Después de varios años de recortar, ya no hay más tela. Ahora toca lo intocable. El alcalde de Jaén ya lo dijo, ante el creciente malestar de los empleados municipales: «Va a ser un año lleno de conflictos; aquí y en el resto de España».
El que más y el que menos ya lo sabe. La foto del momento histórico la ofrece la Junta. El PP critica en Sevilla lo que hace en Madrid, el PSOE culpa al Gobierno de unos ajustes continuidad de los suyos, e IU hace de tripas corazón y se deja jirones a las primeras de cambio, solicitando la absolución porque ha minimizado el daño (la foto de Valderas y Gordillo con el ‘dedo acusador’ es de 2001).
El debate ya no son las tijeras sino su tamaño, dirección y discreción. Los que quieren hacer con el Welfare State un traje de baño proclaman que todos recortan por igual, y los que quieren un patrón social con más hechuras cantan que no es lo mismo, ser justo que ¡qué justo te va!.. y que vale, que a lo mejor me lo merezco…

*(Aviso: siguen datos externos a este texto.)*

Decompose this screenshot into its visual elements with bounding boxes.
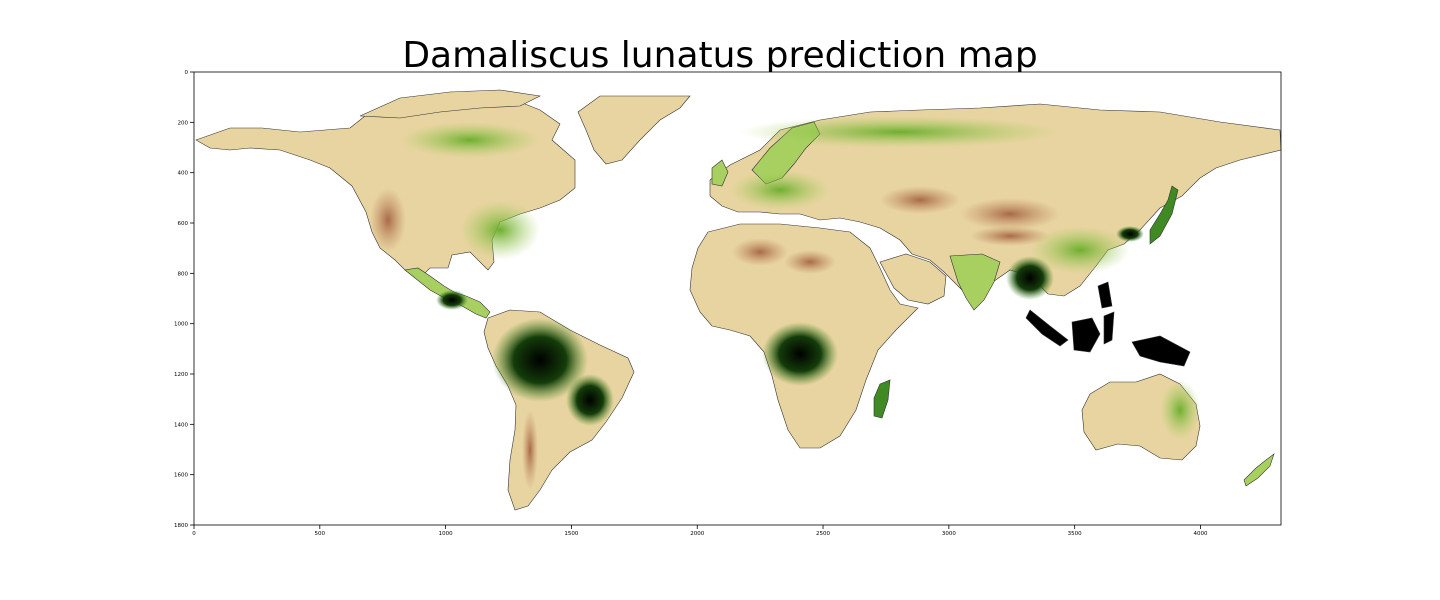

El buen paño, en el arca ya no se vende. Y ahí el PP gana a lo España-Irlanda, curtido en el desahucio de ZP de la Moncloa. La capacidad de sus ideólogos para colocar el argumentario, de innovar la lengua y de traducir los dictados de Merkel en entusiasmo mariovaquerizo es digna de encomio. Un parquecito junto a La Salobreja se convierte así en parque de atracciones, y un real decreto del Gobierno para facilitar la apertura de negocios, en decisión propia de cada consistorio.
Las elecciones están lejos, pero hay quien vive en campaña permanente. La culpa de lo malo es siempre del otro. La inmolación de ZP («me cueste lo que me cueste») resulta hoy romanticismo torpe y trasnochado, pues vivimos en el disimulo de Antequera: con la cabeza tapada y el culo fuera.